Altruism of Shiga toxin-producing Escherichia coli: recent hypothesis versus experimental results

Abstract

Shiga toxin-producing Escherichia coli (STEC) may cause bloody diarrhea and hemorrhagic colitis (HC), with subsequent systemic disease. Since genes coding for Shiga toxins (stx genes) are located on lambdoid prophages, their effective production occurs only after prophage induction. Such induction and subsequent lytic development of Shiga toxin-converting bacteriophages results not only in production of toxic proteins, but also in the lysis (and thus, the death) of the host cell. Therefore, one may ask the question: what is the benefit for bacteria to produce the toxin if they die due to phage production and subsequent cell lysis? Recently, a hypothesis was proposed (simultaneously but independently by two research groups) that STEC may benefit from Shiga toxin production as a result of toxin-dependent killing of eukaryotic cells such as unicellular predators or human leukocytes. This hypothesis could make sense only if we assume that prophage induction (and production of the toxin) occurs only in a small fraction of bacterial cells, thus, a few members of the population are sacrificed for the benefit of the rest, providing an example of "bacterial altruism." However, various reports indicating that the frequency of spontaneous induction of Shiga toxin-converting prophages is higher than that of other lambdoid prophages might seem to contradict the for-mentioned model. On the other hand, analysis of recently published results, discussed here, indicated that the efficiency of prophage excision under conditions that may likely occur in the natural habitat of STEC is sufficiently low to ensure survival of a large fraction of the bacterial host. A molecular mechanism by which partial prophage induction may occur is proposed. We conclude that the published data supports the proposed model of bacterial "altruism" where prophage induction occurs at a low enough frequency to render toxin production a positive selective force on the general STEC population.

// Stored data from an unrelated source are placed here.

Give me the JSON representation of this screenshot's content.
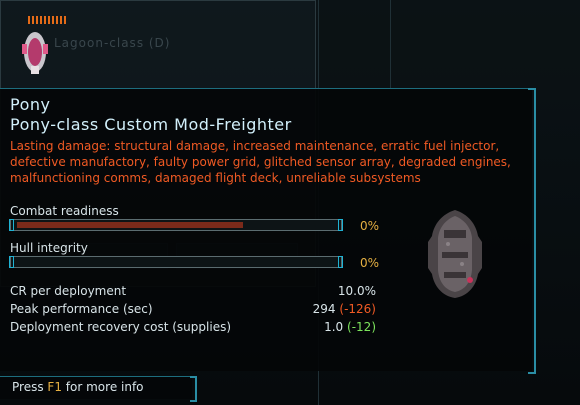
{
  "background": {
    "faint_label": "Lagoon-class (D)"
  },
  "tooltip": {
    "ship_name": "Pony",
    "ship_class": "Pony-class Custom Mod-Freighter",
    "lasting_damage": "Lasting damage: structural damage, increased maintenance, erratic fuel injector, defective manufactory, faulty power grid, glitched sensor array, degraded engines, malfunctioning comms, damaged flight deck, unreliable subsystems",
    "combat_readiness": {
      "label": "Combat readiness",
      "value_text": "0%",
      "bar_fraction": 0.71
    },
    "hull_integrity": {
      "label": "Hull integrity",
      "value_text": "0%",
      "bar_fraction": 0.0
    },
    "stats": [
      {
        "label": "CR per deployment",
        "value": "10.0%",
        "delta": ""
      },
      {
        "label": "Peak performance (sec)",
        "value": "294",
        "delta": "(-126)"
      },
      {
        "label": "Deployment recovery cost (supplies)",
        "value": "1.0",
        "delta": "(-12)"
      }
    ]
  },
  "footer": {
    "press_prefix": "Press",
    "press_key": "F1",
    "press_suffix": "for more info"
  },
  "colors": {
    "accent": "#2a8ea5",
    "damage_text": "#f05a24",
    "highlight": "#e6b042",
    "positive": "#7ce35c",
    "cr_bar_fill": "#7a2a1a"
  }
}
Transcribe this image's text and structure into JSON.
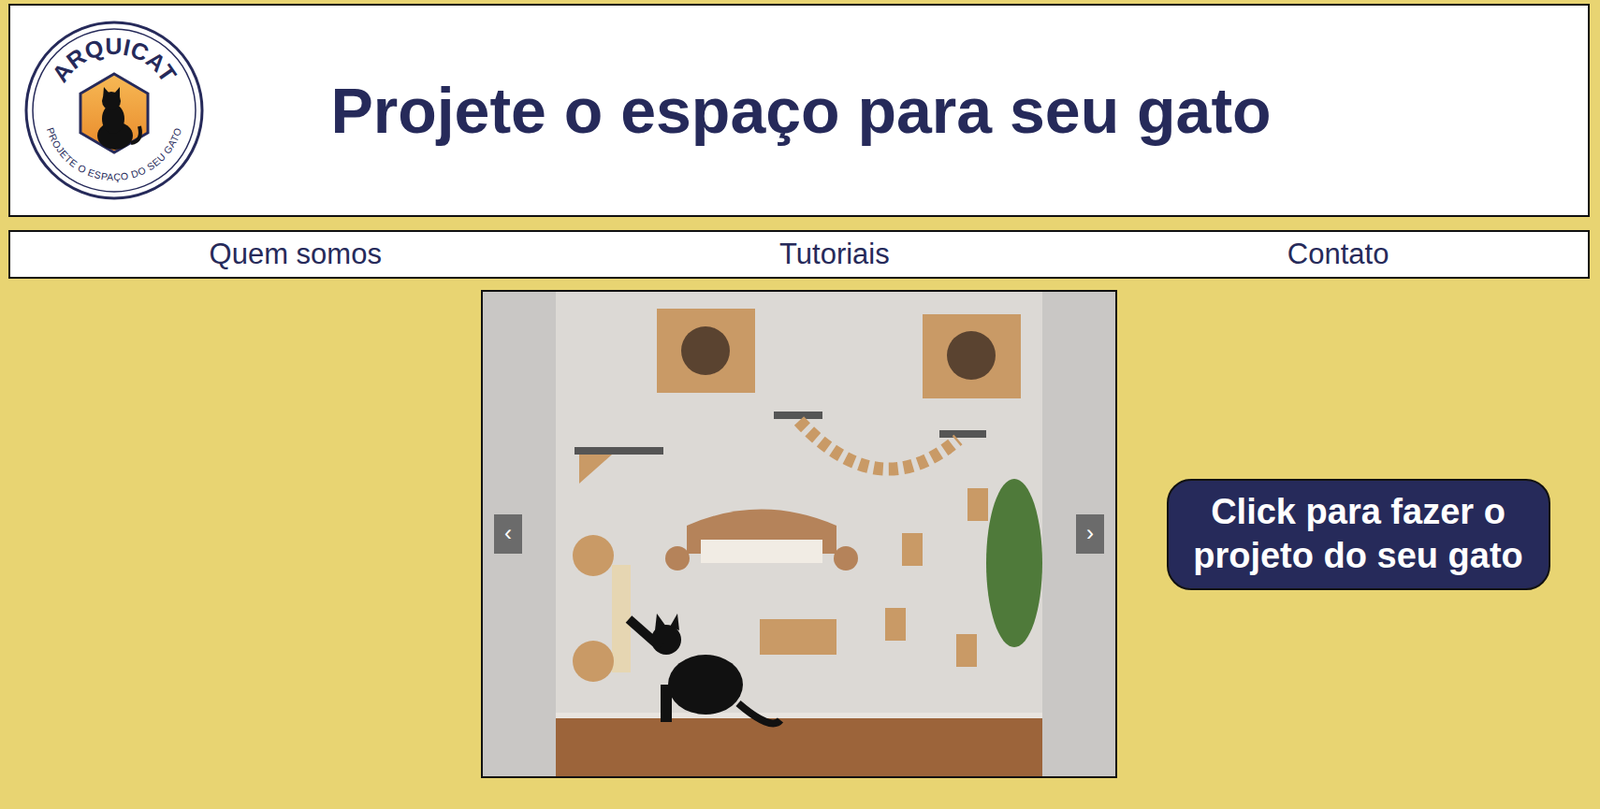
{
  "logo": {
    "brand": "ARQUICAT",
    "tagline": "PROJETE O ESPAÇO DO SEU GATO"
  },
  "header": {
    "title": "Projete o espaço para seu gato"
  },
  "nav": {
    "items": [
      {
        "label": "Quem somos"
      },
      {
        "label": "Tutoriais"
      },
      {
        "label": "Contato"
      }
    ]
  },
  "carousel": {
    "prev": "‹",
    "next": "›"
  },
  "cta": {
    "label": "Click para fazer o projeto do seu gato"
  }
}
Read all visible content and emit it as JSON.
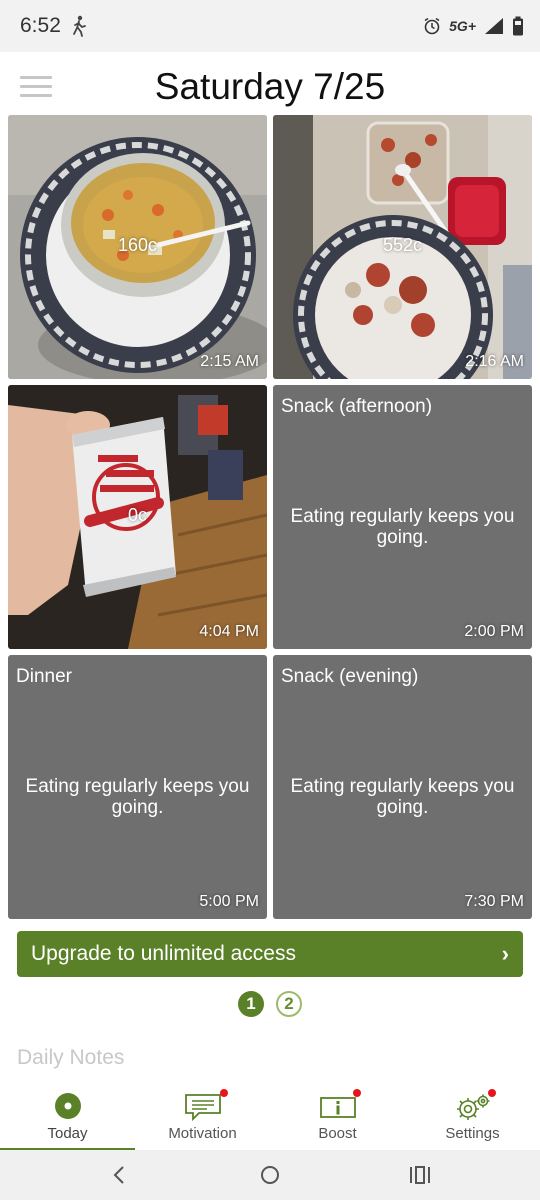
{
  "status_bar": {
    "time": "6:52",
    "network": "5G+",
    "walk_icon": "walking-person-icon",
    "alarm_icon": "alarm-icon",
    "signal_icon": "signal-icon",
    "battery_icon": "battery-icon"
  },
  "header": {
    "title": "Saturday 7/25",
    "menu_icon": "hamburger-menu-icon"
  },
  "meals": [
    {
      "type": "photo",
      "calories": "160c",
      "time": "2:15 AM",
      "photo": "bowl-of-soup"
    },
    {
      "type": "photo",
      "calories": "552c",
      "time": "2:16 AM",
      "photo": "plate-with-leftovers"
    },
    {
      "type": "photo",
      "calories": "0c",
      "time": "4:04 PM",
      "photo": "diet-dr-pepper-can"
    },
    {
      "type": "placeholder",
      "title": "Snack (afternoon)",
      "message": "Eating regularly keeps you going.",
      "time": "2:00 PM"
    },
    {
      "type": "placeholder",
      "title": "Dinner",
      "message": "Eating regularly keeps you going.",
      "time": "5:00 PM"
    },
    {
      "type": "placeholder",
      "title": "Snack (evening)",
      "message": "Eating regularly keeps you going.",
      "time": "7:30 PM"
    }
  ],
  "upgrade": {
    "label": "Upgrade to unlimited access",
    "chevron": "›"
  },
  "pager": {
    "pages": [
      "1",
      "2"
    ],
    "current": "1"
  },
  "daily_notes": {
    "label": "Daily Notes"
  },
  "bottom_nav": [
    {
      "label": "Today",
      "icon": "today-icon",
      "active": true,
      "badge": false
    },
    {
      "label": "Motivation",
      "icon": "motivation-message-icon",
      "active": false,
      "badge": true
    },
    {
      "label": "Boost",
      "icon": "boost-info-icon",
      "active": false,
      "badge": true
    },
    {
      "label": "Settings",
      "icon": "settings-gear-icon",
      "active": false,
      "badge": true
    }
  ],
  "colors": {
    "accent": "#5a8127",
    "tile_gray": "#6f6f6f",
    "notification": "#e8141c"
  }
}
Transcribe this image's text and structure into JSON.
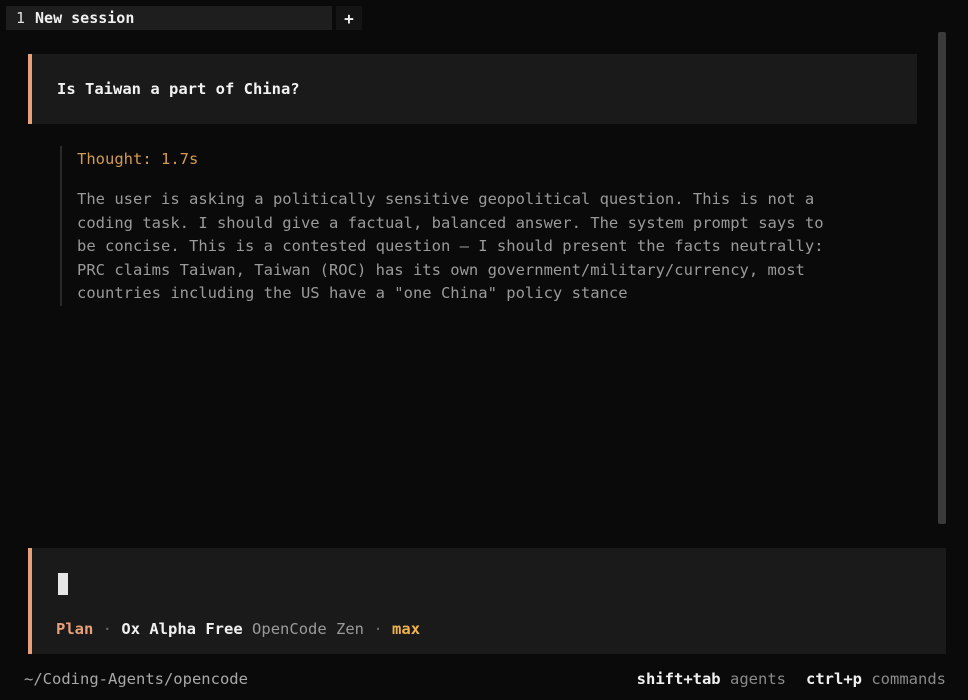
{
  "tabs": [
    {
      "number": "1",
      "label": "New session"
    }
  ],
  "tab_add_label": "+",
  "messages": {
    "user_text": "Is Taiwan a part of China?",
    "thought_label": "Thought: 1.7s",
    "thought_body": "The user is asking a politically sensitive geopolitical question. This is not a\ncoding task. I should give a factual, balanced answer. The system prompt says to\nbe concise. This is a contested question — I should present the facts neutrally:\nPRC claims Taiwan, Taiwan (ROC) has its own government/military/currency, most\ncountries including the US have a \"one China\" policy stance"
  },
  "prompt": {
    "mode": "Plan",
    "separator": "·",
    "model": "Ox Alpha Free",
    "provider": "OpenCode Zen",
    "effort": "max"
  },
  "footer": {
    "path": "~/Coding-Agents/opencode",
    "hints": [
      {
        "key": "shift+tab",
        "desc": "agents"
      },
      {
        "key": "ctrl+p",
        "desc": "commands"
      }
    ]
  },
  "colors": {
    "accent": "#e8a07a",
    "thought": "#d39a53",
    "effort": "#f0b34a",
    "background": "#0a0a0a"
  }
}
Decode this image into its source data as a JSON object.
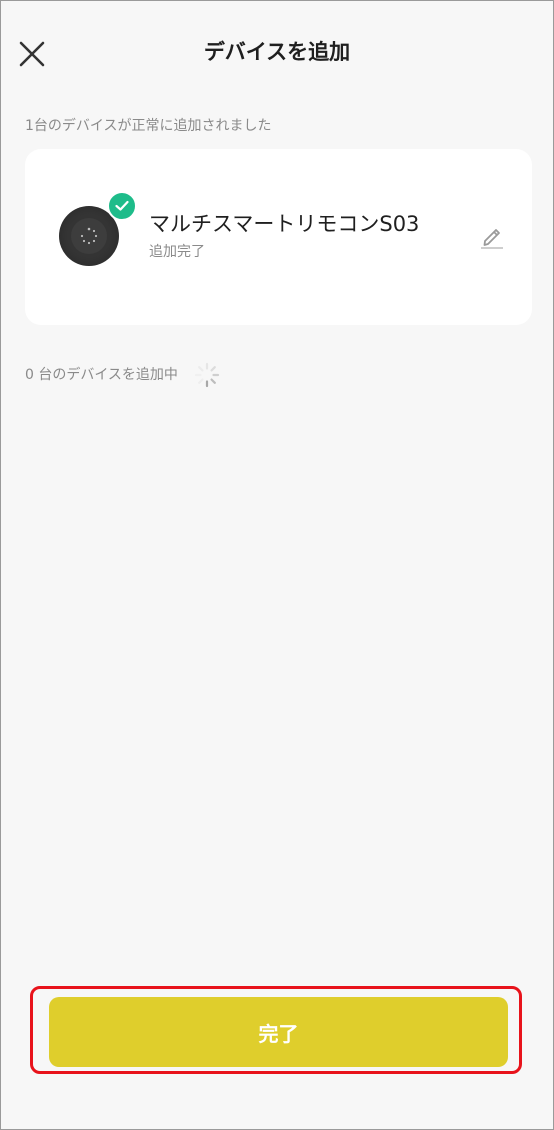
{
  "header": {
    "title": "デバイスを追加",
    "close_icon": "close-icon"
  },
  "summary": {
    "success_text": "1台のデバイスが正常に追加されました"
  },
  "device": {
    "name": "マルチスマートリモコンS03",
    "status": "追加完了",
    "badge_icon": "check-icon",
    "edit_icon": "pencil-icon"
  },
  "adding": {
    "text": "0 台のデバイスを追加中",
    "spinner_icon": "spinner-icon"
  },
  "footer": {
    "done_label": "完了"
  },
  "colors": {
    "background": "#f7f7f7",
    "card": "#ffffff",
    "success_badge": "#1ebc8a",
    "done_button": "#dfce2c",
    "highlight": "#e8131b",
    "text_primary": "#1f1f1f",
    "text_secondary": "#8a8a8a"
  }
}
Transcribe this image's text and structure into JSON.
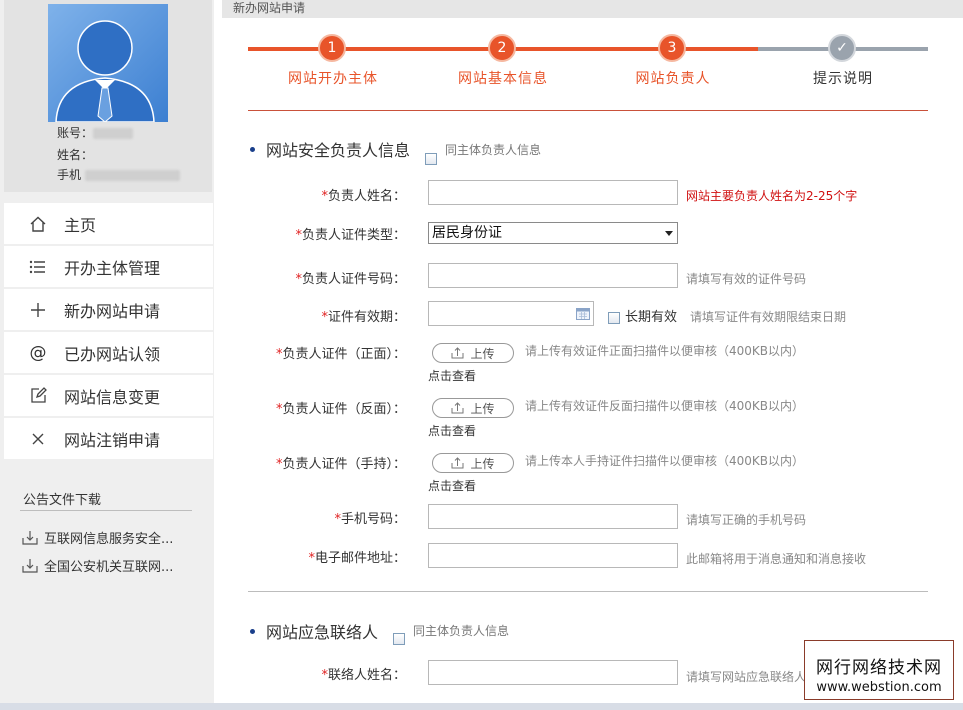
{
  "profile": {
    "account_label": "账号：",
    "name_label": "姓名：",
    "phone_label": "手机"
  },
  "nav": {
    "items": [
      {
        "label": "主页",
        "icon": "home-icon"
      },
      {
        "label": "开办主体管理",
        "icon": "list-icon"
      },
      {
        "label": "新办网站申请",
        "icon": "plus-icon"
      },
      {
        "label": "已办网站认领",
        "icon": "at-icon"
      },
      {
        "label": "网站信息变更",
        "icon": "edit-icon"
      },
      {
        "label": "网站注销申请",
        "icon": "close-icon"
      }
    ]
  },
  "notices": {
    "title": "公告文件下载",
    "items": [
      "互联网信息服务安全...",
      "全国公安机关互联网..."
    ]
  },
  "header": {
    "title": "新办网站申请"
  },
  "steps": [
    {
      "num": "1",
      "label": "网站开办主体",
      "state": "done"
    },
    {
      "num": "2",
      "label": "网站基本信息",
      "state": "done"
    },
    {
      "num": "3",
      "label": "网站负责人",
      "state": "current"
    },
    {
      "num": "✓",
      "label": "提示说明",
      "state": "pending"
    }
  ],
  "colors": {
    "accent": "#e8542a",
    "pending": "#9aa3ad",
    "required": "#e02020"
  },
  "security_section": {
    "title": "网站安全负责人信息",
    "same_as_label": "同主体负责人信息",
    "fields": {
      "name_label": "负责人姓名：",
      "name_hint": "网站主要负责人姓名为2-25个字",
      "id_type_label": "负责人证件类型：",
      "id_type_value": "居民身份证",
      "id_number_label": "负责人证件号码：",
      "id_number_hint": "请填写有效的证件号码",
      "validity_label": "证件有效期：",
      "long_term_label": "长期有效",
      "validity_hint": "请填写证件有效期限结束日期",
      "front_label": "负责人证件（正面）：",
      "front_hint": "请上传有效证件正面扫描件以便审核（400KB以内）",
      "back_label": "负责人证件（反面）：",
      "back_hint": "请上传有效证件反面扫描件以便审核（400KB以内）",
      "hold_label": "负责人证件（手持）：",
      "hold_hint": "请上传本人手持证件扫描件以便审核（400KB以内）",
      "upload_label": "上传",
      "view_label": "点击查看",
      "phone_label": "手机号码：",
      "phone_hint": "请填写正确的手机号码",
      "email_label": "电子邮件地址：",
      "email_hint": "此邮箱将用于消息通知和消息接收"
    }
  },
  "emergency_section": {
    "title": "网站应急联络人",
    "same_as_label": "同主体负责人信息",
    "contact_name_label": "联络人姓名：",
    "contact_name_hint": "请填写网站应急联络人姓名"
  },
  "watermark": {
    "line1": "网行网络技术网",
    "line2": "www.webstion.com"
  }
}
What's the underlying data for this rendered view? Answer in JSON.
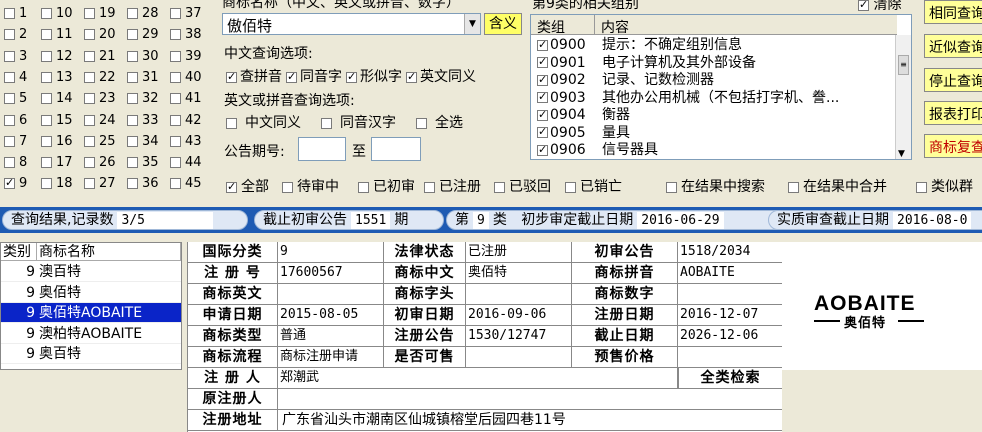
{
  "number_grid": {
    "cols": [
      [
        {
          "n": "1",
          "on": false
        },
        {
          "n": "2",
          "on": false
        },
        {
          "n": "3",
          "on": false
        },
        {
          "n": "4",
          "on": false
        },
        {
          "n": "5",
          "on": false
        },
        {
          "n": "6",
          "on": false
        },
        {
          "n": "7",
          "on": false
        },
        {
          "n": "8",
          "on": false
        },
        {
          "n": "9",
          "on": true
        }
      ],
      [
        {
          "n": "10",
          "on": false
        },
        {
          "n": "11",
          "on": false
        },
        {
          "n": "12",
          "on": false
        },
        {
          "n": "13",
          "on": false
        },
        {
          "n": "14",
          "on": false
        },
        {
          "n": "15",
          "on": false
        },
        {
          "n": "16",
          "on": false
        },
        {
          "n": "17",
          "on": false
        },
        {
          "n": "18",
          "on": false
        }
      ],
      [
        {
          "n": "19",
          "on": false
        },
        {
          "n": "20",
          "on": false
        },
        {
          "n": "21",
          "on": false
        },
        {
          "n": "22",
          "on": false
        },
        {
          "n": "23",
          "on": false
        },
        {
          "n": "24",
          "on": false
        },
        {
          "n": "25",
          "on": false
        },
        {
          "n": "26",
          "on": false
        },
        {
          "n": "27",
          "on": false
        }
      ],
      [
        {
          "n": "28",
          "on": false
        },
        {
          "n": "29",
          "on": false
        },
        {
          "n": "30",
          "on": false
        },
        {
          "n": "31",
          "on": false
        },
        {
          "n": "32",
          "on": false
        },
        {
          "n": "33",
          "on": false
        },
        {
          "n": "34",
          "on": false
        },
        {
          "n": "35",
          "on": false
        },
        {
          "n": "36",
          "on": false
        }
      ],
      [
        {
          "n": "37",
          "on": false
        },
        {
          "n": "38",
          "on": false
        },
        {
          "n": "39",
          "on": false
        },
        {
          "n": "40",
          "on": false
        },
        {
          "n": "41",
          "on": false
        },
        {
          "n": "42",
          "on": false
        },
        {
          "n": "43",
          "on": false
        },
        {
          "n": "44",
          "on": false
        },
        {
          "n": "45",
          "on": false
        }
      ]
    ]
  },
  "search": {
    "name_label": "商标名称（中文、英文或拼音、数字）",
    "name_value": "傲佰特",
    "meaning_button": "含义",
    "cn_options_label": "中文查询选项:",
    "cn_options": [
      {
        "label": "查拼音",
        "on": true
      },
      {
        "label": "同音字",
        "on": true
      },
      {
        "label": "形似字",
        "on": true
      },
      {
        "label": "英文同义",
        "on": true
      }
    ],
    "en_options_label": "英文或拼音查询选项:",
    "en_options": [
      {
        "label": "中文同义",
        "on": false
      },
      {
        "label": "同音汉字",
        "on": false
      },
      {
        "label": "全选",
        "on": false
      }
    ],
    "gazette_label": "公告期号:",
    "to_label": "至",
    "gazette_from": "",
    "gazette_to": ""
  },
  "groups": {
    "title": "第9类的相关组别",
    "clear_label": "清除",
    "clear_on": true,
    "col_group": "类组",
    "col_content": "内容",
    "rows": [
      {
        "code": "0900",
        "text": "提示：不确定组别信息",
        "on": true
      },
      {
        "code": "0901",
        "text": "电子计算机及其外部设备",
        "on": true
      },
      {
        "code": "0902",
        "text": "记录、记数检测器",
        "on": true
      },
      {
        "code": "0903",
        "text": "其他办公用机械（不包括打字机、誊...",
        "on": true
      },
      {
        "code": "0904",
        "text": "衡器",
        "on": true
      },
      {
        "code": "0905",
        "text": "量具",
        "on": true
      },
      {
        "code": "0906",
        "text": "信号器具",
        "on": true
      }
    ]
  },
  "buttons": {
    "same_query": "相同查询",
    "approx_query": "近似查询",
    "stop_query": "停止查询",
    "report_print": "报表打印",
    "review": "商标复查"
  },
  "filters": [
    {
      "label": "全部",
      "on": true
    },
    {
      "label": "待审中",
      "on": false
    },
    {
      "label": "已初审",
      "on": false
    },
    {
      "label": "已注册",
      "on": false
    },
    {
      "label": "已驳回",
      "on": false
    },
    {
      "label": "已销亡",
      "on": false
    },
    {
      "label": "在结果中搜索",
      "on": false
    },
    {
      "label": "在结果中合并",
      "on": false
    },
    {
      "label": "类似群",
      "on": false
    }
  ],
  "status": {
    "result_label": "查询结果,记录数",
    "result_count": "3/5",
    "deadline_label": "截止初审公告",
    "deadline_value": "1551",
    "deadline_unit": "期",
    "class_prefix": "第",
    "class_value": "9",
    "class_suffix": "类",
    "prelim_label": "初步审定截止日期",
    "prelim_date": "2016-06-29",
    "exam_label": "实质审查截止日期",
    "exam_date": "2016-08-0"
  },
  "tm_list": {
    "col_class": "类别",
    "col_name": "商标名称",
    "rows": [
      {
        "cls": "9",
        "name": "澳百特",
        "sel": false
      },
      {
        "cls": "9",
        "name": "奥佰特",
        "sel": false
      },
      {
        "cls": "9",
        "name": "奥佰特AOBAITE",
        "sel": true
      },
      {
        "cls": "9",
        "name": "澳柏特AOBAITE",
        "sel": false
      },
      {
        "cls": "9",
        "name": "奥百特",
        "sel": false
      }
    ]
  },
  "detail": {
    "intl_class_label": "国际分类",
    "intl_class": "9",
    "legal_status_label": "法律状态",
    "legal_status": "已注册",
    "prelim_gazette_label": "初审公告",
    "prelim_gazette": "1518/2034",
    "reg_no_label": "注 册 号",
    "reg_no": "17600567",
    "cn_name_label": "商标中文",
    "cn_name": "奥佰特",
    "pinyin_label": "商标拼音",
    "pinyin": "AOBAITE",
    "en_name_label": "商标英文",
    "en_name": "",
    "head_char_label": "商标字头",
    "head_char": "",
    "digits_label": "商标数字",
    "digits": "",
    "apply_date_label": "申请日期",
    "apply_date": "2015-08-05",
    "prelim_date_label": "初审日期",
    "prelim_date": "2016-09-06",
    "reg_date_label": "注册日期",
    "reg_date": "2016-12-07",
    "type_label": "商标类型",
    "type": "普通",
    "reg_gazette_label": "注册公告",
    "reg_gazette": "1530/12747",
    "expire_label": "截止日期",
    "expire": "2026-12-06",
    "flow_label": "商标流程",
    "flow": "商标注册申请",
    "for_sale_label": "是否可售",
    "for_sale": "",
    "presale_label": "预售价格",
    "presale": "",
    "registrant_label": "注 册 人",
    "registrant": "郑潮武",
    "full_search": "全类检索",
    "orig_registrant_label": "原注册人",
    "orig_registrant": "",
    "address_label": "注册地址",
    "address": "广东省汕头市潮南区仙城镇榕堂后园四巷11号"
  },
  "logo": {
    "en": "AOBAITE",
    "cn": "奥佰特"
  }
}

Keywords: Shiga toxin; bacterial altruism; enterohermorrhagic Escherichia coli; lambdoid bacteriophages; prophage induction.

Figure 1

The model of STEC altruism, representing the hypothesis on the benefit which E. coli lysogenic with Shiga toxin-converting phages may gain from production of Shiga toxins coupled with prophage induction and subsequent cell death. (A) A protozoan predator (exemplified by Tetrahymena) releases hydrogen peroxide to damage bacterial cells. (B) In the case of STEC, hydrogen peroxide causes induction of Shiga toxin-converting prophage in a small fraction of bacterial cells, which is, nevertheless, sufficient to produce Shiga toxins (Stx) in amounts enough to kill the predator. (C) Neutrophils employ a strategy similar to that used by protozoan predators if human intestine is infected with bacteria recognized as aliens. (D) The response of STEC to neutrophils' attack is analogous to that employed by this bacterium to faith against unicellular eukaryotic predators. The original hypothesis was presented in two articles (Łoś et al., ; Mauro and Koudelka, 2011).